Being chill is so cool these days right? Love is still for suckers isn't it? Love is a risk perhaps the biggest gamble we'll take in our lives. It's like placing all your money on black not knowing if it will land on red. You just close your eyes while the wheel spins and pray. But what happens when the ball lands on red? You might curse, you may cry, you lose right? Then what? Does your life end at that moment? NO!!! Ok maybe for like two minutes but then ... You carry on ... some of you even go back next week and try your luck again. But why aren't we so reluctant to try again when it comes to love? We make a decision to choose to put all our trust and faith into someone who, let’s be honest, we don’t really know. Because how well can you ever know someone who isn’t you? Honestly speaking I don't even think I really know myself! Everyday I am "becoming" I would hope many of you are too. That's the beauty of life it's constantly changing. That's one of the misconceptions that people have when entering relationships is wanting someone to stay the same as when you first fell in love with them. But the reality is you can't, it's just unrealistic. People change. We change little by little each and every day. Ten years down the line, neither of you will be the same person you were when you first met each other. Some grow apart, some were never meant to be together, some stayed together much longer than they should have, and many stay together for all the wrong reasons that they feel are right.

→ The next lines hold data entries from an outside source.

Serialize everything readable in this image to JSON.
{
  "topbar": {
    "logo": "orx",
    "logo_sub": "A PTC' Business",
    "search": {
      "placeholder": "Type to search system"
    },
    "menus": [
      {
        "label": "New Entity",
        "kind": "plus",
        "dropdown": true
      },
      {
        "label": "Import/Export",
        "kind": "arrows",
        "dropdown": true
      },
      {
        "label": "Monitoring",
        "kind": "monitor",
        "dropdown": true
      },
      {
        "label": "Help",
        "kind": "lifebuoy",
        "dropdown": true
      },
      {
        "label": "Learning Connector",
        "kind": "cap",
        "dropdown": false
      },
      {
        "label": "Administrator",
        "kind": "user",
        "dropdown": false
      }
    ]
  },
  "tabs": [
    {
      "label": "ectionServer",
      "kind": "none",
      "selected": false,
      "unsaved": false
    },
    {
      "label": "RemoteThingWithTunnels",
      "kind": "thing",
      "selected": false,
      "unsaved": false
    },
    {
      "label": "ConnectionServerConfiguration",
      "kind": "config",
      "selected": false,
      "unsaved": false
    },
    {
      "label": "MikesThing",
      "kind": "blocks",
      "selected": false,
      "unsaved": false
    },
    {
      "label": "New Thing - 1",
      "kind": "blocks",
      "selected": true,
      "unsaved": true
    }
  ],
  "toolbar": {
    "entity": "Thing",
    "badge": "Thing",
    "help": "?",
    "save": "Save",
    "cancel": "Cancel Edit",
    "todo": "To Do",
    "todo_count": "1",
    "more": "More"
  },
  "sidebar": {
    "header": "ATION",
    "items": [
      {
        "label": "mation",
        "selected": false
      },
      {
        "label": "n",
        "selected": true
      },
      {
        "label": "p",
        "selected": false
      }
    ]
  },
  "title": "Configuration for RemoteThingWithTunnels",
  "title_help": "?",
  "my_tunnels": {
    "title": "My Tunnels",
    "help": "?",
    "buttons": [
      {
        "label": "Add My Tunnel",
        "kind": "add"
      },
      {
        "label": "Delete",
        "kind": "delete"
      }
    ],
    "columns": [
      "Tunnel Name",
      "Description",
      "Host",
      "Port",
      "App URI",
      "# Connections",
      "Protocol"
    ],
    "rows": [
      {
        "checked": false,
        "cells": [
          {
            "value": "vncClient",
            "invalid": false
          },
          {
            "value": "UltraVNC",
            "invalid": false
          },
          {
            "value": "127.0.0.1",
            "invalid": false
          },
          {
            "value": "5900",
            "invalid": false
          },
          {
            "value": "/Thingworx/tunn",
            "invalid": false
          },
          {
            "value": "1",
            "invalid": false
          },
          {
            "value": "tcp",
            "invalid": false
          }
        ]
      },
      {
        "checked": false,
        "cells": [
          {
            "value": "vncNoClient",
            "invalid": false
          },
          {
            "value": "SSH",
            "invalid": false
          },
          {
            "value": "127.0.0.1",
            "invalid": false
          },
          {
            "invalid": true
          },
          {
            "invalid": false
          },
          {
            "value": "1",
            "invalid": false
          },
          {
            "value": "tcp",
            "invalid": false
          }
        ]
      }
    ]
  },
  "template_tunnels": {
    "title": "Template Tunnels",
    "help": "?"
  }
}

And even though I know all of this why am I afraid? Why are many of you afraid? We’re afraid to put ourselves out there and be vulnerable with our hearts. Many of you are probably scared of getting hurt for the umpteenth time, or trying so hard to protect yourself from ever experiencing that kind of heartbreak in the first place. Love often tends to be that "elusive" feeling that 99% of are searching for, I mean who doesn't want to fall in love? Wear matching corny outfits 🤣 have someone to travel with and take "bae-cations" with, always have a plus one when needed, and when your friends ask you to hang out you actually have a VALID reason to decline instead of saying yes and then just don't go! (cause I know I am not the only one who does that) Even those of us who "claim" to not currently be looking for a serious relationship, we have this kind of "unwritten agreement" that would all change if the right person were to suddenly walk into our lives and NOT just anybody because you have to understand the difference; because who would turn down the possibility of falling in love? For some reason, we just don’t have a lot of faith in the right person ever showing up. But what if it's not the falling in love part that I am afraid of ... what if it is the falling out of love part that scares the shit out of me!
Truth be told: when it comes to relationships the only thing we can be certain of is uncertainty. And I know that sounds bat shit crazy, but I promise you if you were to think about it you'd realize it's the truth. And the truth is, we’re all a little afraid; some of us simply choose to push through the fear, and some of us don’t. I don't believe there is a single person on this Earth that is fearless. I once heard or maybe I read it somewhere that "the people who love less in this world are the ones who fail to learn how to give unconditionally." So in my new journey and wanting more love and life I said to myself that I don't want to be the person who holds back their true feelings, the person who casts a shadow over their raw emotions; because the only person I end up hurting in the process is myself. Trying not to worry about the what ifs, trying not to worry about a future which I ultimately can’t control, and hopefully I won't worry if I am the person who seems to always care more.
So if you are me and I am you then take note:
- Don’t be the person who holds back their true feelings, the person who casts a shadow over their raw emotions; because the only person you’re hurting in the process is yourself.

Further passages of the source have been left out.